Nederlands-Vlaams Bijbelgenootschap

Zoeken | 5/14

Bijbeltekst(en)

Hooglied 2

Zij

16Mijn lief is van mij,

en ik ben van hem.

Hij weidt tussen de lelies.

17Nu de dag weer ademt

en het duister vlucht –

ga nu weg, mijn lief.

Spring als een gazelle,

als het jong van een hert

over de geurige bergen.

Hooglied 3

1’s Nachts in mijn slaap zoek ik mijn lief.

Ik zoek hem, maar ik vind hem niet.

2Laat ik opstaan, rondgaan in de stad,

laat ik in de straten, op de pleinen,

zoeken naar mijn allerliefste.

Ik zoek hem, maar ik vind hem niet.

3De wachters vinden mij

op hun ronde door de stad.

‘Hebben jullie mijn lief ook gezien?’

4Nog maar nauwelijks ben ik hun voorbij

of ik vind mijn lief.

Ik grijp hem vast en laat hem niet meer los

tot ik hem gebracht heb in mijn moeders huis,

in de kamer van haar die mij baarde.

5Meisjes van Jeruzalem,

ik bezweer je bij de gazellen, bij de hinden op het veld:

wek de liefde niet, laat haar niet ontwaken

voordat zij het wil.

*

Hooglied 2:16-3:5NBV21Open in de Bijbel

Bijzonder aan het Hooglied is dat man en vrouw beiden veel aan het woord zijn.
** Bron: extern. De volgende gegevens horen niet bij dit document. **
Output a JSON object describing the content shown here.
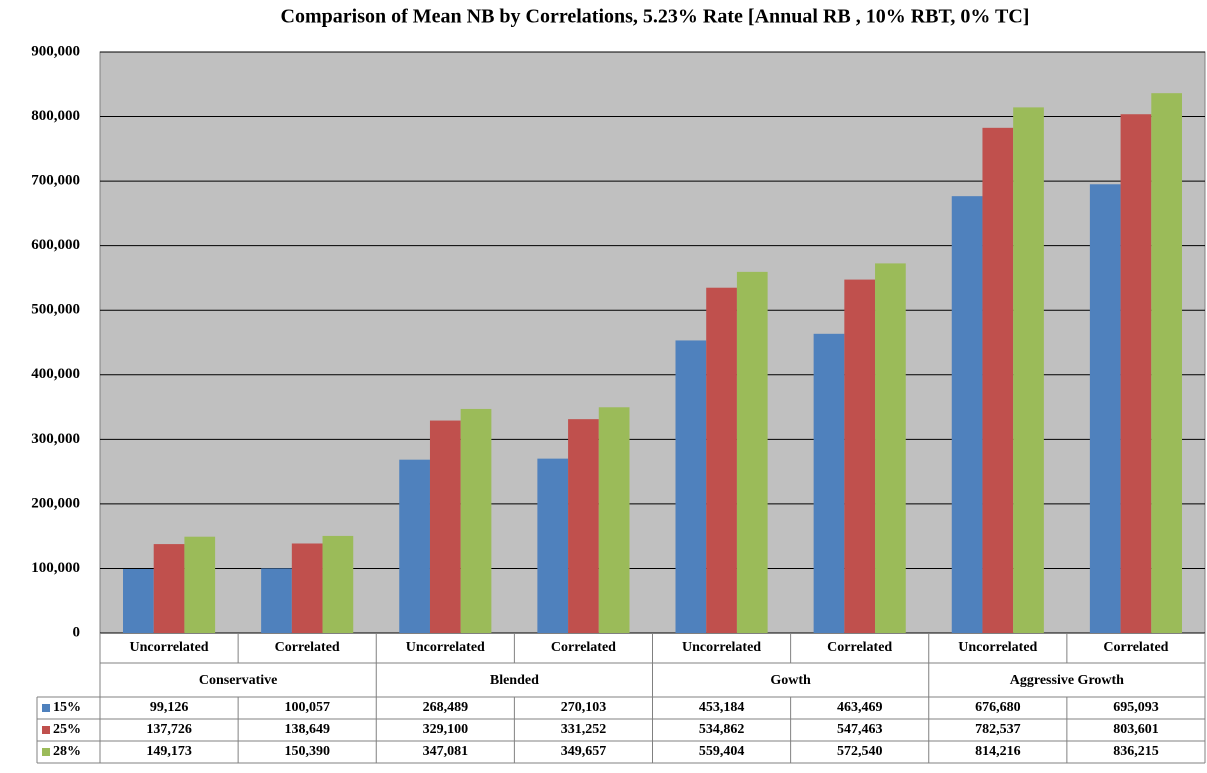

In het oude Nabije Oosten had een vrouw meestal niet zoveel inbreng: haar partner werd voor haar gekozen, en van romantische liefde was lang niet altijd sprake. Maar hier krijgt de vrouw alle ruimte om over haar partner te spreken, om hem te ontdekken, te zoeken en daar helemaal in op te gaan. Zelfs in haar dromen denkt ze aan hem! De vrouw ervaart rusteloosheid als ze haar geliefde niet kan vinden: ze zoekt naar hem totdat ze hem vindt.  

Herken je het gevoel van zoeken totdat het verlorene is teruggevonden?